15 Ekim 2011 Cumartesi

Efrasiyab'ın Hikayeleri

Bitip tükenmesin diye belli aralıklarla okuduğum İhsan Oktay Anar kitaplarından üçüncüsü Efrasiyab'ın Hikayeleri, ilk ikisinden biraz farklı. Anlatım, dil, aktarılanlar yine aynı şekil ancak tam bir roman değil. Ben İhsan Oktay Anar'ın kopup kopup tekrar bağlanan romanlarından sonra bu tarza yabancı kaldım biraz doğrusu.
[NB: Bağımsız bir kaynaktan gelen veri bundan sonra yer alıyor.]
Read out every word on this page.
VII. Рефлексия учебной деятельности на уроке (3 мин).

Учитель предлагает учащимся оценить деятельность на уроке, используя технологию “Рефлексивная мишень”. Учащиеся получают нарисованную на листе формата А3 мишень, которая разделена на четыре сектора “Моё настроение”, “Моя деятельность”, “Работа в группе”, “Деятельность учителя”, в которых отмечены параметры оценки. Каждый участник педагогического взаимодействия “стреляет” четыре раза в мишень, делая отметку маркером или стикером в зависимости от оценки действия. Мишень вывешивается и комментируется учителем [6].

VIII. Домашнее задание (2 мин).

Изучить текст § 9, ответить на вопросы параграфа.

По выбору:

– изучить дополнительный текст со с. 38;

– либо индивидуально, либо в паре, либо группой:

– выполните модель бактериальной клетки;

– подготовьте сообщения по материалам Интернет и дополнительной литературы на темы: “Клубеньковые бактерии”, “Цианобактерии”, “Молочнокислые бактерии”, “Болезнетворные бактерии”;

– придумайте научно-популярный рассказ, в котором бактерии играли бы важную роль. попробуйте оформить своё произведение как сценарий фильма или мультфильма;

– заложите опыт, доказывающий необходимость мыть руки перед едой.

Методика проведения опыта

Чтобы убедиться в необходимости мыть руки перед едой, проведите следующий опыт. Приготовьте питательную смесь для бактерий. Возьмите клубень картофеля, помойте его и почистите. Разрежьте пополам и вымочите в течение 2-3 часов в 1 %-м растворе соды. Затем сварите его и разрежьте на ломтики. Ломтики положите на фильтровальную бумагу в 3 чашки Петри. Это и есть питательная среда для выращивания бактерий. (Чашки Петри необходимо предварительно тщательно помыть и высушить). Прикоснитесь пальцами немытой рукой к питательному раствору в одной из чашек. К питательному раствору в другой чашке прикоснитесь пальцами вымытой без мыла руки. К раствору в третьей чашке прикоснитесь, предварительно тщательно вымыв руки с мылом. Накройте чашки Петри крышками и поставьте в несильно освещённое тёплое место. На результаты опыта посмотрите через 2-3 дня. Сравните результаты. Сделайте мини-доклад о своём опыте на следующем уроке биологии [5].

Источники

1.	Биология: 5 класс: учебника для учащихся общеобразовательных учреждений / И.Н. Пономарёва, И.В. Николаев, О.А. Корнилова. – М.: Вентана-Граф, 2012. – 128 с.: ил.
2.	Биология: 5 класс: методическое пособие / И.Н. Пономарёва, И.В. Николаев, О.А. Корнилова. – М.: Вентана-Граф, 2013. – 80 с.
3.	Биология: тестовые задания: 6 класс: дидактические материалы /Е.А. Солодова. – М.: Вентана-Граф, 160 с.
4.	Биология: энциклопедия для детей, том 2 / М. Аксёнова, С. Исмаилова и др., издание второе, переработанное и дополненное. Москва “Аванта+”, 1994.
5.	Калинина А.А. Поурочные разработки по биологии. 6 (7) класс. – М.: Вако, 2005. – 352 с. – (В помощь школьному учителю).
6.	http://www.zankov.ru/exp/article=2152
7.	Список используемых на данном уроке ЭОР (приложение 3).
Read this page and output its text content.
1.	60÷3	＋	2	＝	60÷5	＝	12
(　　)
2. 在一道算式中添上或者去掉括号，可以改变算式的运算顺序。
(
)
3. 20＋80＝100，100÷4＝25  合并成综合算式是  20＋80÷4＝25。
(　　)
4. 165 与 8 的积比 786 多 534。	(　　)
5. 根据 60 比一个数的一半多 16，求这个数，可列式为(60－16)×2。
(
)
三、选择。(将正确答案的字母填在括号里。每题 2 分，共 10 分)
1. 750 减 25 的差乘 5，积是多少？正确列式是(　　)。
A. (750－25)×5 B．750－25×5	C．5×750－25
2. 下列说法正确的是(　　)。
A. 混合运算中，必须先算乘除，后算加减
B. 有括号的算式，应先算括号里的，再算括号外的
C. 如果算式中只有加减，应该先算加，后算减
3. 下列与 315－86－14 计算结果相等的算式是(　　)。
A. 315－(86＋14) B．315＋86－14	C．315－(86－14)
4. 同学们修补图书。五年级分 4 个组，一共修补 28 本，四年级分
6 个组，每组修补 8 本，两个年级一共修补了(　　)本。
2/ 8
Ölüm'ün, Cezzar Dede'nin ve bunun ötesinde arka planda işleyen yine  "Uzun İhsan Efendi"nin hikayesi. İsmi okur okumaz güldüm ve daha sonraki kitaplarda da bu isimle karşılaşacağıma emin oldum artık.
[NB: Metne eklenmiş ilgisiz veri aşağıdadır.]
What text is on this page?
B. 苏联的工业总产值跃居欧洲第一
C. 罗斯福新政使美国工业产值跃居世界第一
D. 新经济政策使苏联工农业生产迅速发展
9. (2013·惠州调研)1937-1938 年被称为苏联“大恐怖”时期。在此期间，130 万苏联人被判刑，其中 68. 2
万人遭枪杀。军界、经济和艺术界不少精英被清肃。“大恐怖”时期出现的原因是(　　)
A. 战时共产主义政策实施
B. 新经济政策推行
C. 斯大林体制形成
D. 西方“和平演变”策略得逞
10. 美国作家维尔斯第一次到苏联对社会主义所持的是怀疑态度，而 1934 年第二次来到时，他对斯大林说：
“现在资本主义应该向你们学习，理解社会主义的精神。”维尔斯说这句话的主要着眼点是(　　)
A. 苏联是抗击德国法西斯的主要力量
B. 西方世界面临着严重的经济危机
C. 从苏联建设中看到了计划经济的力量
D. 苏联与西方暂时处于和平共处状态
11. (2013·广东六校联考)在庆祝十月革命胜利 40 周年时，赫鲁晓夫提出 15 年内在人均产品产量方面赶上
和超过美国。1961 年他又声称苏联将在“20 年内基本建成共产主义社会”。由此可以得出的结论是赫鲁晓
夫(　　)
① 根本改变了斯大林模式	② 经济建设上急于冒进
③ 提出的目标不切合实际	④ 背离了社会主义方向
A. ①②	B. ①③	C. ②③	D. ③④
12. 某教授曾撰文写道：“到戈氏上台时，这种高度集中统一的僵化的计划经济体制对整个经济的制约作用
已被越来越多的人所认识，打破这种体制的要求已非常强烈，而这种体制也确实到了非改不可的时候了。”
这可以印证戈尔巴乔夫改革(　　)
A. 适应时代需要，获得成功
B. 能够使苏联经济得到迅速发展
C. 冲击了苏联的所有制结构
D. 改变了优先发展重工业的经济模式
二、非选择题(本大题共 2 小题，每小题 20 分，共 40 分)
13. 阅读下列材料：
Cezzar Dede'nin canını almaya gelen Ölüm'ün, Cezzar Dedeyle sürdürdüğü hikaye anlatma oyunu ve oyunun içindeki gülümseten hikayeler. Sırf kurulan cümlelerin enfesliği için bile okumaya değer.
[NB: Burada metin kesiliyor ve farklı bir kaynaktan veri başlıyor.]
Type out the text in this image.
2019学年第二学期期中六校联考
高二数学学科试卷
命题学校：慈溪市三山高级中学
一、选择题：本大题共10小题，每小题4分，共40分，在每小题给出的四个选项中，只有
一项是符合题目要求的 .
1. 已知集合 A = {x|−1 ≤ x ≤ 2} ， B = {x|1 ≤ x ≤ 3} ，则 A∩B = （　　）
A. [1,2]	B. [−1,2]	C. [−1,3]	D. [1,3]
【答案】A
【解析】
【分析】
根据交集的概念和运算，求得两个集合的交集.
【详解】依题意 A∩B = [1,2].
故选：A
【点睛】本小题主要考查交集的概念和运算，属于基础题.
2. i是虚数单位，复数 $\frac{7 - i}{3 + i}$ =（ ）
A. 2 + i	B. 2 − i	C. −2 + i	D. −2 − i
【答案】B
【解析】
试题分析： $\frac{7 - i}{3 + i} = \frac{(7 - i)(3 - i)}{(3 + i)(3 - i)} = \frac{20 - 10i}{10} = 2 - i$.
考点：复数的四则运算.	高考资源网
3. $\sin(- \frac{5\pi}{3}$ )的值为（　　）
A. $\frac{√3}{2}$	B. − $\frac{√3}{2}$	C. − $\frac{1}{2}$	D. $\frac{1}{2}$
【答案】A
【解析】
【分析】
"...Anlaşıldığı kadarıyla bu sokakta bir düğün vardı. Davullar dangırdayıp zurnalar zırıldarken çalparalar çarpılıp dümbelekler debiliyor, tamburaların tarrakası şeşhanelerin şamatasıyla, yongarların yaygarası darbukaların dağdağasıyla yarışarak, düğün ve derneği ahenge boğuyordu..."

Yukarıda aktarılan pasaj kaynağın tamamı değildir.